The Nigerian government has extended the Electronic Money Transfer Levies (ETML) to domiciliary accounts in Nigeria. The levy was previously limited to only Naira accounts. However, starting today, it will now be collected by banks for the Federal Government, according to communication from banks seen by TechCabal.
Last year, the Federal Inland Revenue Service (FIRS), Nigeria’s tax authority, declared that it made over N125 billion from ETML charges. Earlier this year, Mrs Zainab Ahmed, the Federal Minister for Finance, Budget and National Planning, signed a regulation that mandated all banks to remit N50 on each deposit that is above N10,000.
“Based on the regulation, the ETML levy at the foreign currency equivalent of N50 is now applicable on the transfer of funds into domiciliary accounts. The exchange rate determined by the Central Bank of Nigeria shall be the applicable conversion rate”, read a mail sent from one of Nigeria’s banks.

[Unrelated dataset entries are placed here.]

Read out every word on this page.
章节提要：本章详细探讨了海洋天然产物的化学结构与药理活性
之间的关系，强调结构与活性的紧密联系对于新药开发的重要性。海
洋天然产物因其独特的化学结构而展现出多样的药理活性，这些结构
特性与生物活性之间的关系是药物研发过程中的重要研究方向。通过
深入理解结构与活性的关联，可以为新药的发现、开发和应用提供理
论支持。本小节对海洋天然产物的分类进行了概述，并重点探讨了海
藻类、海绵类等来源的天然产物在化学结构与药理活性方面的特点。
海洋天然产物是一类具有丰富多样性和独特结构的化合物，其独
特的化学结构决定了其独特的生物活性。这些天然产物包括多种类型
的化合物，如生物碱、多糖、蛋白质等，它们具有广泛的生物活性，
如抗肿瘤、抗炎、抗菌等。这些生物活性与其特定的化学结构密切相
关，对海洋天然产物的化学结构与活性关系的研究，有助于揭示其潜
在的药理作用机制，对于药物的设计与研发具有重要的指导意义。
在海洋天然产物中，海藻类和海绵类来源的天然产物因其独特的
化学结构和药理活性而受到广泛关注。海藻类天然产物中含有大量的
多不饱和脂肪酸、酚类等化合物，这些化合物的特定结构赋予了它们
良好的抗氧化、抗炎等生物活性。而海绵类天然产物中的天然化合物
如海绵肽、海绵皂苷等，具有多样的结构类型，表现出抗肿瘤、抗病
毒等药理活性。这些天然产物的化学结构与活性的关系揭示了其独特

The bank also added that the directive was from the Ministry of Finance, Budget and National Planning. As a result, any transfer into a domiciliary account now attracts a singular and one-off deduction of the equivalent of N50 at an exchange rate determined by the Central Bank as ETML imposed on the receiving account.
This regulation also comes into effect at a time when Nigeria’s banking sector has come under serious scrutiny as a result of constantly changing regulations created by the Central Bank. Nigerians have been experiencing a cash crisis that has negatively affected the economy as a result of the hasty currency redesign announced by the Central Bank.